Be Real With Yourself
Not to sound harsh...but, is the only reason you want to date him because you're feeling desperate or lonely? Look, we're not judging, we've been there - many times. You've swiped right for the millionth time and you still can't find anyone that interests you and then you look to your friend. He's nice, he's cute and you know you can trust him but you and I both know that's not enough to make a relationship work.

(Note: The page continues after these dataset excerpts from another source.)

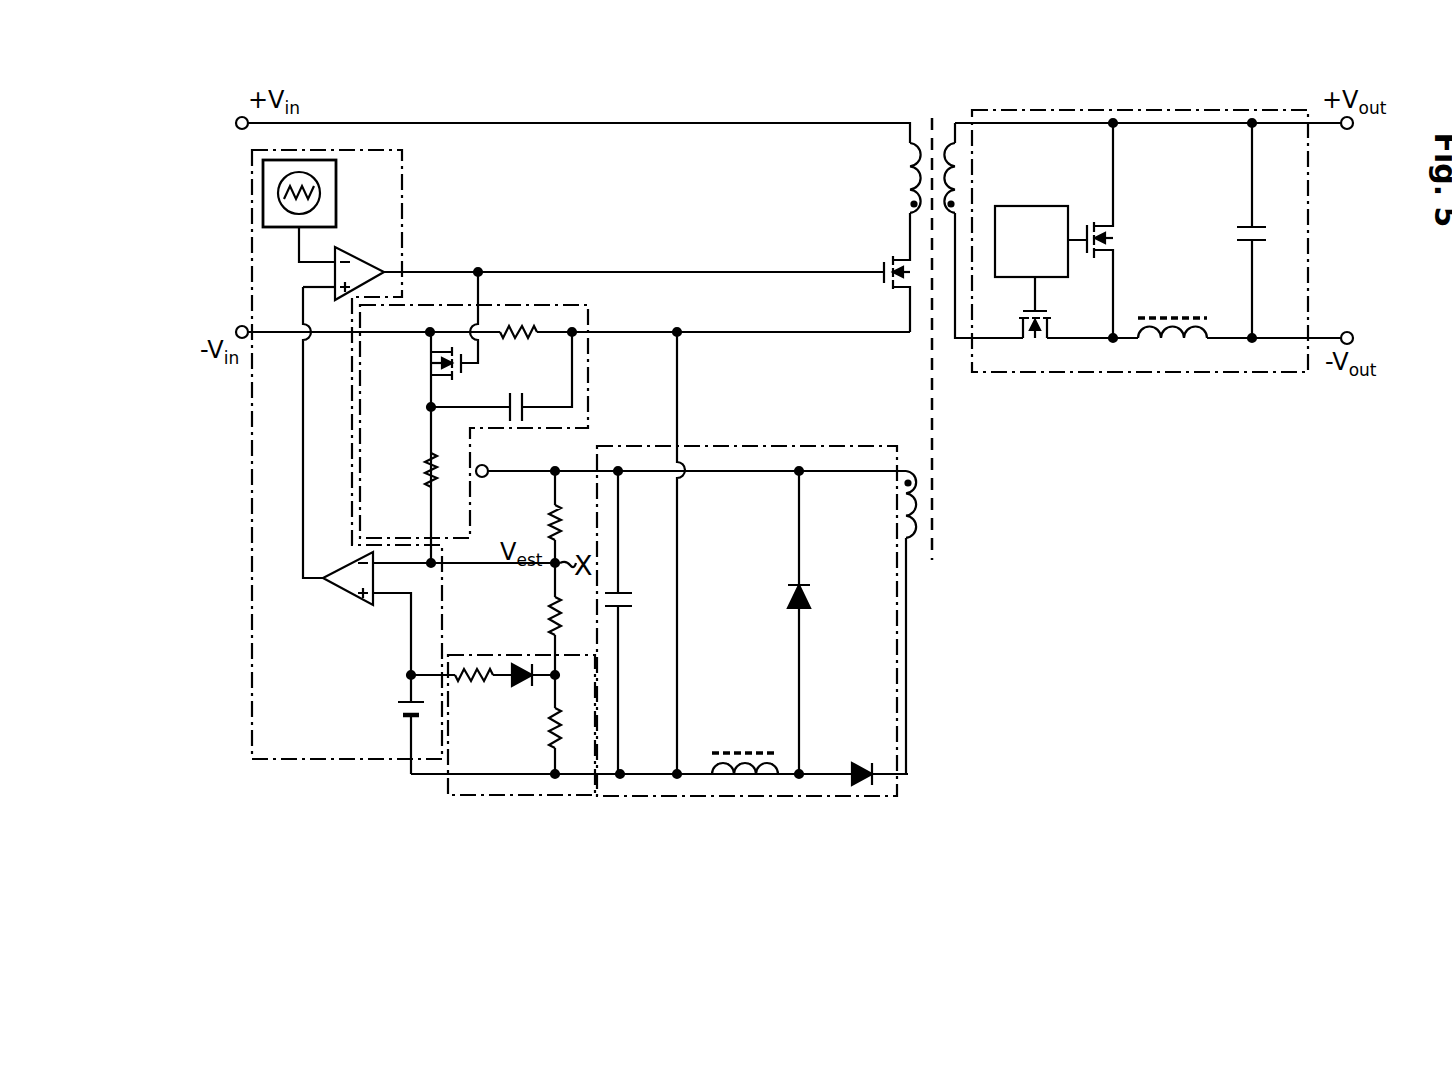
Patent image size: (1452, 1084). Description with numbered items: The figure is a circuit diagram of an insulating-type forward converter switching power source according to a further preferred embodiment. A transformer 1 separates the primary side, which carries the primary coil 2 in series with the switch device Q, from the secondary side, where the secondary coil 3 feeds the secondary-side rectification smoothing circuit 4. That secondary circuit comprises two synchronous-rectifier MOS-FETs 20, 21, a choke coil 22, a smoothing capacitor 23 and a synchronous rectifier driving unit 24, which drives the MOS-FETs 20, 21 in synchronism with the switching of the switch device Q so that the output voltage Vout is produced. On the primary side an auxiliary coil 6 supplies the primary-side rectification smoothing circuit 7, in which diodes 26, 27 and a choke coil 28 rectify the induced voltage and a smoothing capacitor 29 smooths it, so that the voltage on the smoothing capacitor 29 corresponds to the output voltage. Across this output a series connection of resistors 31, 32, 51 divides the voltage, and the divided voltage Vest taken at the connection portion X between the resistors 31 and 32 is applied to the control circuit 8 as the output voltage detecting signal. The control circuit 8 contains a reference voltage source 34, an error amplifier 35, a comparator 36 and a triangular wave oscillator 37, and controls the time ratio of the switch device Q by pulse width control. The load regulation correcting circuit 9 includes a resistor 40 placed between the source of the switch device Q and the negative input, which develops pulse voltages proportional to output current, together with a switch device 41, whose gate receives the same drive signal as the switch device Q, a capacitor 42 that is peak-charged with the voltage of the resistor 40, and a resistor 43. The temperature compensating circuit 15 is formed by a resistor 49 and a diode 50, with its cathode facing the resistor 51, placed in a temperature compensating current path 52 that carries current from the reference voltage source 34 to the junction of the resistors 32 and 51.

The transformer 1 is at (940, 412).
The primary coil 2 is at (908, 183).
The secondary coil 3 is at (962, 172).
The secondary-side rectification smoothing circuit 4 is at (1072, 110).
The auxiliary coil 6 is at (918, 492).
The primary-side rectification smoothing circuit 7 is at (733, 446).
The control circuit 8 is at (402, 212).
The load regulation correcting circuit 9 is at (588, 370).
The temperature compensating circuit 15 is at (565, 795).
The MOS-FET 20 is at (1050, 322).
The MOS-FET 21 is at (1115, 240).
The choke coil 22 is at (1170, 340).
The smoothing capacitor 23 is at (1262, 225).
The synchronous rectifier driving unit 24 is at (1035, 206).
The diode 26 is at (812, 597).
The diode 27 is at (859, 762).
The choke coil 28 is at (745, 753).
The smoothing capacitor 29 is at (626, 592).
The voltage dividing resistor 31 is at (553, 501).
The voltage dividing resistor 32 is at (553, 610).
The reference voltage source 34 is at (396, 704).
The error amplifier 35 is at (345, 598).
The comparator 36 is at (368, 252).
The triangular wave oscillator 37 is at (337, 181).
The resistor 40 is at (522, 325).
The switch device 41 is at (430, 364).
The capacitor 42 is at (524, 400).
The resistor 43 is at (430, 451).
The resistor 49 is at (467, 668).
The diode 50 is at (521, 687).
The resistor 51 is at (551, 739).
The temperature compensating current path 52 is at (502, 680).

Friends That Are Boys Are Totally Different To Boyfriends
Just because you work really well as friends, doesn't necessarily mean you'll work really well as a couple. Sure, you've got the same interests and he helped you through that really tough time but is that enough? Romantic chemistry is not the same as platonic chemistry. Once you figure that out, you then have to question the quality of your friendship. Is he someone that's just gas on nights out or is he your ride-or-die BFF? What he's like as a friend will speak a lot to what he's like as a boyfriend but if you managed to stand a friendship this long...the odds are in your favour.

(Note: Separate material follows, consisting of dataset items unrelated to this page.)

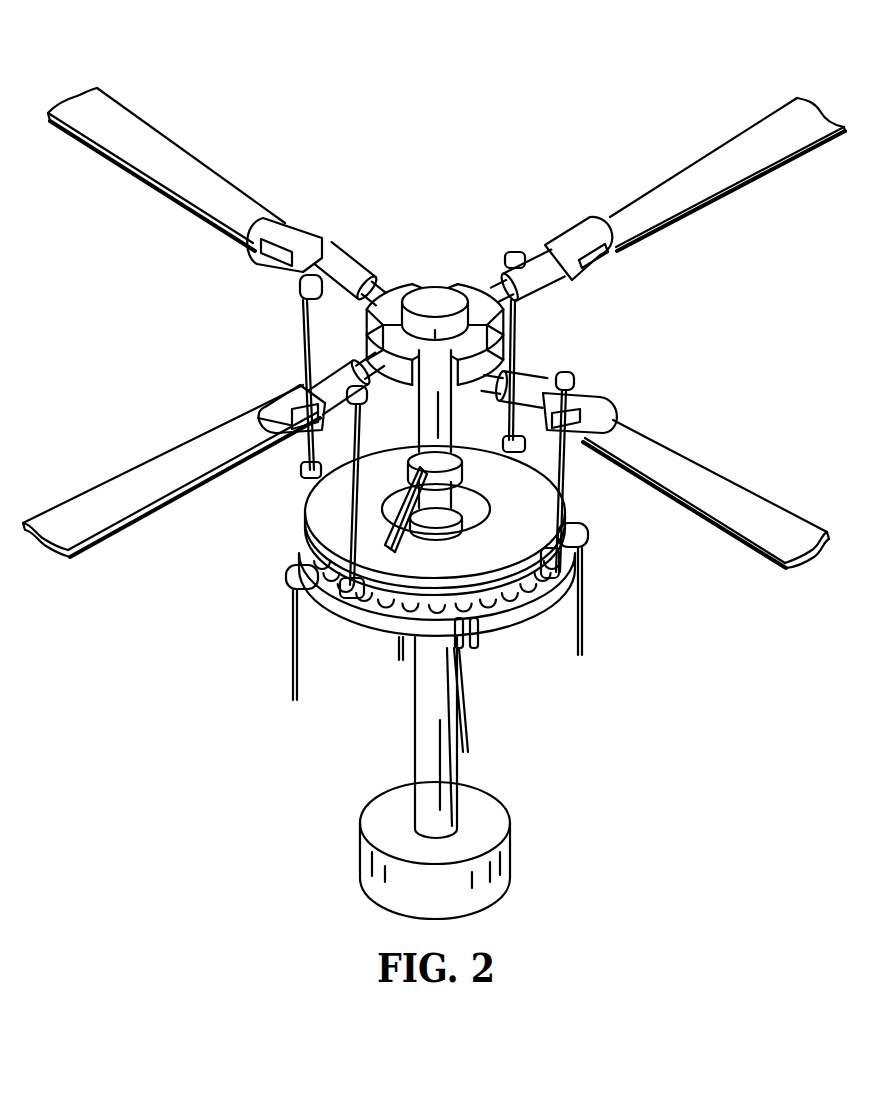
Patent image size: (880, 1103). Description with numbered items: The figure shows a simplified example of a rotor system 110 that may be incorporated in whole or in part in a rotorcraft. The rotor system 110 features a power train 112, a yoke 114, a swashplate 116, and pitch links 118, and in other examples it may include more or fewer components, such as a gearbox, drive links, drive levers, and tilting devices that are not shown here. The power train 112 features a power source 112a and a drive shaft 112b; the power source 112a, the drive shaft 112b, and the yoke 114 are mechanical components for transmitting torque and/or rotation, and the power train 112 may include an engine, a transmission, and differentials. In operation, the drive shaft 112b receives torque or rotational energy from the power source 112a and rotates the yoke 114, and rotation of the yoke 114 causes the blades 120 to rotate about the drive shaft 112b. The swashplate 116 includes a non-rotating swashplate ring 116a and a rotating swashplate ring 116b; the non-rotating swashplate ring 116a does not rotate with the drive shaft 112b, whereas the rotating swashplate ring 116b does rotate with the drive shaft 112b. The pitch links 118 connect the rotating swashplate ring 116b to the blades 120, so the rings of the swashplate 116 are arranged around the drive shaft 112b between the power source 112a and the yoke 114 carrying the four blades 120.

The rotor system 110 is at (489, 86).
The power train 112 is at (420, 778).
The power source 112a is at (511, 855).
The drive shaft 112b is at (414, 745).
The yoke 114 is at (395, 295).
The swashplate 116 is at (421, 551).
The non-rotating swashplate ring 116a is at (505, 627).
The rotating swashplate ring 116b is at (320, 510).
The pitch links 118 is at (300, 338).
The blades 120 is at (186, 162).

Don't Involve Your Other Friends
Chances are, you and your potential bae have mutual friends and while you'd normally run to your friends for advice whenever there's a new romantic spark in your life...you might want to reconsider. Instead of rushing to someone who is also his BFF, try going to someone who isn't a shared friend. A mutual friend mightn't be too cool with the thoughts of her mates dating and there's a risk they'd sabotage your potential relationship. That, or the next time you are all out together, she'll get drunk and blurt out that you two should just kiss already. AWKWARD.
It Can Be Complicated
So while it's cool and all that you now get to regularly have sex with your pal, it's not a friends with benefits situation. You're entering into a committed relationship and we rely on your romantic partners far more than we do just regular friends. There are things he doesn't know about you that you'll have to open up about, you have to deal with being jealous when he hangs out with other friends that are girls (cos hey, look at how you two ended up together) and how to act when you're out with mutual friends. Long gone are the days of just grabbing a few pints with him and a few others...but these new days are so much better.
It's All Or Nothing
When you enter into a relationship with a friend, you've both got to be all in. It's natural to waver when you both value your friendship so much and are scared to mess it up but you can't let that wavering become a consistent worry. You're taking a risk on your friendship on dating but some risks are worth jumping for and how will you ever know if you don't try? Trust your gut that this will all work out for the better and stop letting that voice in your head get to you.